Before Alex could say more, Harper pointed to a trail cutting through the park and leading into the woods. “Let’s go that way. It’ll be cooler.”
It was a thick wooded area filled with cypress trees and maples. The trail that went through it wasn’t an official hiking trail, but one that had been worn down by kids making a shortcut to the bay. It actually went right up to the water, so the bugs would be much worse, but it would be worth it to be out of the sun.
“The thing about Gemma is…” Alex shook his head and seemed to struggle for the right words. “I like her. I do. Really.”
Harper nodded as they walked into the trees. “I know.”
“And I think she likes me. Well, I’m pretty sure, anyway.”
“No, she definitely likes you.”
“Really?” His head shot up, and he smiled a little, looking relieved. “Good.”

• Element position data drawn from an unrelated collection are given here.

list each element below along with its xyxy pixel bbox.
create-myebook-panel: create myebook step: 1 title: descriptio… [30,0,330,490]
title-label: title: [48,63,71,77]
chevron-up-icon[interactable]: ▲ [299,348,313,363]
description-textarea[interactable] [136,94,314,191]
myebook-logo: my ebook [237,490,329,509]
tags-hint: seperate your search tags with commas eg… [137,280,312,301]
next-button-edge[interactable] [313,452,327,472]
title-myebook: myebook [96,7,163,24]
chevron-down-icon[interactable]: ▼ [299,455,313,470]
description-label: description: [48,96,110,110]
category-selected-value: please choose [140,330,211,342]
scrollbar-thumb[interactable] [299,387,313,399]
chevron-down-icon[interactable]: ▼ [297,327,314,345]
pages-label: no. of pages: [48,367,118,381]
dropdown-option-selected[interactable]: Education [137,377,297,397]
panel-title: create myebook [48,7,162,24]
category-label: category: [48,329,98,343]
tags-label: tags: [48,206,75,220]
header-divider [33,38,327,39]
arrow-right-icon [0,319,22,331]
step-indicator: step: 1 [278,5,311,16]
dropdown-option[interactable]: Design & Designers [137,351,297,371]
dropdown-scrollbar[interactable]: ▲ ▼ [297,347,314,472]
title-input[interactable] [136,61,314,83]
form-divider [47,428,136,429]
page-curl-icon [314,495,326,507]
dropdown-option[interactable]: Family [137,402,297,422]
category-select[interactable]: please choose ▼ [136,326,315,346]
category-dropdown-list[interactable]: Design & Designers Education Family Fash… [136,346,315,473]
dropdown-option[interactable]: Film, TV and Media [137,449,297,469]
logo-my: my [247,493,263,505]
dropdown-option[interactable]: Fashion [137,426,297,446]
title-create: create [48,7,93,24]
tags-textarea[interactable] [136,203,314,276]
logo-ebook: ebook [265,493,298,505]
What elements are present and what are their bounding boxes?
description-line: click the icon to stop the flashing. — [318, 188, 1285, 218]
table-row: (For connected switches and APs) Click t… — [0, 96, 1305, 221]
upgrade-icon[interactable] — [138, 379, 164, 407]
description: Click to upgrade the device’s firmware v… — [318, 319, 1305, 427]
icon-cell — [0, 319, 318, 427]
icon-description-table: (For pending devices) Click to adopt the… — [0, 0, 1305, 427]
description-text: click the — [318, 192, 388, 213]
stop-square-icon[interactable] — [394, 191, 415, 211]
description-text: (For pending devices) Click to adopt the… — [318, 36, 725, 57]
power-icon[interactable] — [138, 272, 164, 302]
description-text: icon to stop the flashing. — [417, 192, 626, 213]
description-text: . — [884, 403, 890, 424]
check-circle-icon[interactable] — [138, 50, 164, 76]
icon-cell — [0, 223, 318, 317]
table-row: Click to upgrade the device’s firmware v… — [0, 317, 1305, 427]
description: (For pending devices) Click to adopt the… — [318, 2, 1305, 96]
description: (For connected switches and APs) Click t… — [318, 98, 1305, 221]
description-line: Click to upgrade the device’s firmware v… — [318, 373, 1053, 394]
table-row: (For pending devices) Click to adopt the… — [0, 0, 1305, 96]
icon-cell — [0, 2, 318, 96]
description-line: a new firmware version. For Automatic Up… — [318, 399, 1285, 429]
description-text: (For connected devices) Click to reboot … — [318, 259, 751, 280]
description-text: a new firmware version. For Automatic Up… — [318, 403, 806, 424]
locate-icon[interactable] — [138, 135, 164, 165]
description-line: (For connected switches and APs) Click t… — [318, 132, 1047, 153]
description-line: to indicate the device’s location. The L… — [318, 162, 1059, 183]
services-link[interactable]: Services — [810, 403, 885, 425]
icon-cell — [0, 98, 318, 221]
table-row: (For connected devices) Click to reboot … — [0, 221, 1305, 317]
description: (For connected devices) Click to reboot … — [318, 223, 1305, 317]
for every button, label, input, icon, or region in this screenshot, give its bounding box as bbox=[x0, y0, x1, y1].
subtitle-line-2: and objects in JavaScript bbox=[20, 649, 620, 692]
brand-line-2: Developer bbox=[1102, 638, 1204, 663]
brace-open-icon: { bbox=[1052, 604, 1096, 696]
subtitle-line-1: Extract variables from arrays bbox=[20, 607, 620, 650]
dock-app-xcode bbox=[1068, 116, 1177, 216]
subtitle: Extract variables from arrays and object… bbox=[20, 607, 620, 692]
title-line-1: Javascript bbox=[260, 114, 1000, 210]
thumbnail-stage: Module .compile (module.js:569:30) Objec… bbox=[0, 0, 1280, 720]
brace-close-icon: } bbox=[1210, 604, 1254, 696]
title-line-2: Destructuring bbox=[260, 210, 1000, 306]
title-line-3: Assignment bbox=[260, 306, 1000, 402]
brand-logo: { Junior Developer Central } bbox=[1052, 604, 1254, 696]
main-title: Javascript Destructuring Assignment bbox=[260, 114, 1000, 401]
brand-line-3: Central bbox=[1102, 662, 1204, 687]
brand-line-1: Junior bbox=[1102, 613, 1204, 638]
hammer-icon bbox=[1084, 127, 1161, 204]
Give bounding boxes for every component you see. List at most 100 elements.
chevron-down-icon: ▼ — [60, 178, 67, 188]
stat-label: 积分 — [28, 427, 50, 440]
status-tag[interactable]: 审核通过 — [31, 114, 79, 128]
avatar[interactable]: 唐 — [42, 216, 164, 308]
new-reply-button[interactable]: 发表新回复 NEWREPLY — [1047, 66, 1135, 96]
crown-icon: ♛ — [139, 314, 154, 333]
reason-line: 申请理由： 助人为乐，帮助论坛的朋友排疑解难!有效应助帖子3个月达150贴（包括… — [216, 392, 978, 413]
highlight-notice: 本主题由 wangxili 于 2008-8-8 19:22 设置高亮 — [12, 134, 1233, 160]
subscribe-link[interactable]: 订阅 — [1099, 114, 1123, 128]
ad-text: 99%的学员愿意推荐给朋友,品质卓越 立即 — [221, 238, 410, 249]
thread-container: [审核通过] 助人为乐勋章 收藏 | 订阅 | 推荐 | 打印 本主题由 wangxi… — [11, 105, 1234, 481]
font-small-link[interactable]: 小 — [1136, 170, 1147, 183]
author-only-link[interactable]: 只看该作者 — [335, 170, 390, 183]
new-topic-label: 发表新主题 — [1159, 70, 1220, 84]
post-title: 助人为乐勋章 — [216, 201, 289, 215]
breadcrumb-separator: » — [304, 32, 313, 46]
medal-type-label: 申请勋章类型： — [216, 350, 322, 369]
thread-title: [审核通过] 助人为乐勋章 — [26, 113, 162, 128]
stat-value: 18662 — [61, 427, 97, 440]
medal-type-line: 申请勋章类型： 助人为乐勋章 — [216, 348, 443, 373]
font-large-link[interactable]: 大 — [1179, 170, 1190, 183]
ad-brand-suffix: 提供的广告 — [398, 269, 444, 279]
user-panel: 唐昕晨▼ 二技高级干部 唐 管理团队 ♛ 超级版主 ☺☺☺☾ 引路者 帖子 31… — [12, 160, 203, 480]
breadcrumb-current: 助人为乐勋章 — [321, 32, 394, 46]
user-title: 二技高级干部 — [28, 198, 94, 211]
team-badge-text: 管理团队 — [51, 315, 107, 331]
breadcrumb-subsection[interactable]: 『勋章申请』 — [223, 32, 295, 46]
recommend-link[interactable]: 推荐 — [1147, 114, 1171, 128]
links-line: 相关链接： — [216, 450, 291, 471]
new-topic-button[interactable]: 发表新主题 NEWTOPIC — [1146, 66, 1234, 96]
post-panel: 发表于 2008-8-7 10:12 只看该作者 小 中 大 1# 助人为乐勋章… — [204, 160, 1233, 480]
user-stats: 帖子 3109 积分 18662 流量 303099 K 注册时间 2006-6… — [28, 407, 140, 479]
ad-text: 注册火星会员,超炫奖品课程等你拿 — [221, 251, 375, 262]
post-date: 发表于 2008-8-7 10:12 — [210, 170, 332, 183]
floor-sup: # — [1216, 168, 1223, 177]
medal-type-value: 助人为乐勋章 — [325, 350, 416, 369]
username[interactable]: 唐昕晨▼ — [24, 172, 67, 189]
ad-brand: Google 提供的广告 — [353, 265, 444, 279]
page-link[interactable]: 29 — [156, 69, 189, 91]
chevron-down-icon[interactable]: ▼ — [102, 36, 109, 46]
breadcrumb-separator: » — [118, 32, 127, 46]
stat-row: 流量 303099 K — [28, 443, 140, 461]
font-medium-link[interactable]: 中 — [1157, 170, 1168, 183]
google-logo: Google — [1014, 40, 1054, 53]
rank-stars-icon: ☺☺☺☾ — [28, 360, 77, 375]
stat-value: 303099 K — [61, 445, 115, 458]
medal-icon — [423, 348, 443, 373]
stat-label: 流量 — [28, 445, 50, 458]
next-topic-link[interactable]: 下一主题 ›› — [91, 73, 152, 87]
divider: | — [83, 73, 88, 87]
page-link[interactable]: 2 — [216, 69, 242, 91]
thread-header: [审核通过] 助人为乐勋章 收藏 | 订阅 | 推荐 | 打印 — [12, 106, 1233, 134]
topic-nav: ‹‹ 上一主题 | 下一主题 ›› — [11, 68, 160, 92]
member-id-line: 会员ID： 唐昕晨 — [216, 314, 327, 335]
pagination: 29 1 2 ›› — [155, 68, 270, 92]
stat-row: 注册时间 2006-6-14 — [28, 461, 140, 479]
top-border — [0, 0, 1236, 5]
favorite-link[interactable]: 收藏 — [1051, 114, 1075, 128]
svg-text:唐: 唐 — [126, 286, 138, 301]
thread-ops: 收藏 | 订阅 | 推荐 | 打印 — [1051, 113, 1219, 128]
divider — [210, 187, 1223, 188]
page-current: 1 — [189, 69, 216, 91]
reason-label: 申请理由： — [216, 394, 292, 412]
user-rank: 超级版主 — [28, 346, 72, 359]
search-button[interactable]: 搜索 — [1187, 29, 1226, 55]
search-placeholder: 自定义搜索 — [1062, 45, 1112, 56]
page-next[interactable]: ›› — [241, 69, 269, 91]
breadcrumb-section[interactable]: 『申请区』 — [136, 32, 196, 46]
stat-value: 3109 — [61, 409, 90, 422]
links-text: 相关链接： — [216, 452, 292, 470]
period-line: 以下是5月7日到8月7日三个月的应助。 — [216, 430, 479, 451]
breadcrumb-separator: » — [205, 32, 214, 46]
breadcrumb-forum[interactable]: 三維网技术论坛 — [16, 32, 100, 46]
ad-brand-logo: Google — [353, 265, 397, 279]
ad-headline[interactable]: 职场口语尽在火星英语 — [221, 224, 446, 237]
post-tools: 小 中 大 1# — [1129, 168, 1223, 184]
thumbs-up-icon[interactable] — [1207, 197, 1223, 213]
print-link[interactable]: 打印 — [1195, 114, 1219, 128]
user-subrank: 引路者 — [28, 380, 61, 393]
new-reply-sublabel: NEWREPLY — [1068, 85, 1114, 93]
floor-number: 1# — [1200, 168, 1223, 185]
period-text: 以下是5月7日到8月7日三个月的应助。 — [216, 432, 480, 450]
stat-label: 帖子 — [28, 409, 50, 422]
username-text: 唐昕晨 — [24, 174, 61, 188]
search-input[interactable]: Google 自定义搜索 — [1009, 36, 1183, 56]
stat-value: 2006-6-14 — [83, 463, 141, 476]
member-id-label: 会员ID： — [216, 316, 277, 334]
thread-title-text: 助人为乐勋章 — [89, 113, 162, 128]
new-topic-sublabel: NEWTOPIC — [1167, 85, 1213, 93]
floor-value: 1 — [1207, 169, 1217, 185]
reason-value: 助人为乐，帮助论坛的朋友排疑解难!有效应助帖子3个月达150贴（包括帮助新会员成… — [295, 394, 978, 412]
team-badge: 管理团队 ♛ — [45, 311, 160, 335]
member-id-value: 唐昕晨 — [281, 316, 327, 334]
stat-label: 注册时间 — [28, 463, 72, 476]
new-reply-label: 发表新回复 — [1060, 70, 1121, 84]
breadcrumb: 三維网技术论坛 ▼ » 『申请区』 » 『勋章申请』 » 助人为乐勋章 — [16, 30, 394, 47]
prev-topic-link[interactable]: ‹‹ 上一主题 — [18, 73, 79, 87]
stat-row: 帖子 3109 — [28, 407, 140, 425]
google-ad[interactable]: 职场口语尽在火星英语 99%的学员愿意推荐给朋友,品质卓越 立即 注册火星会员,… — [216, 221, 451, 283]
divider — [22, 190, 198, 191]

“You couldn’t tell?” Harper smirked.
“That’s the thing. Sometimes she’s pretty obviously into me. And then other times it’s like she’s not even there.” He looked over at Harper. “Do you know what I mean? She’s with you, but her mind is a million miles away.”
“Yeah, I know exactly what you mean.”
“And now all this stuff with those weird girls.” He shook his head. “She won’t tell me what she’s doing with them or why she keeps hanging out with them.”
“She won’t tell you?” Harper asked, not bothering to hide the disappointment in her voice.
“No.” He looked over at her. “She’s not telling you, either?”
“She’s not telling me anything, remember?”
“Oh, yeah,” Alex said. “And those girls are just so … creepy.”
“I know,” Harper agreed, remembering the way they’d left Gemma on the shore. “I swear, they’re evil.”
“I wouldn’t doubt it. And Gemma’s not evil. She really isn’t. So I don’t know what she’s doing.”
“I know! It doesn’t make any sense at all!” Harper was excited to have somebody to talk about this with, somebody who really knew and understood both her and Gemma. “I just wish this all wasn’t happening right now.”
“What do you mean?”
“I’m leaving at the end of August for school, and then it’ll just be Gemma and my dad. And she’s getting all wild and crazy now, and soon I won’t be around to deal with it.”
Alex didn’t say anything to that, probably because Harper had just reminded him that his time with Gemma was limited, too.
As the trail wound closer to the bay, the bugs got thicker, swarming around them. Harper waved her hand, trying to shoo them away.
“The bugs are ridiculous this year,” Alex commented, and Harper had to agree.
The trees had begun to buzz with the sound of them. Then Harper saw them. Big black flies were hovering in a cloud a ways off the trail, where ferns and weeds had overgrown a rocky area near the ocean.
“Ugh.” Alex groaned. “What’s that smell?”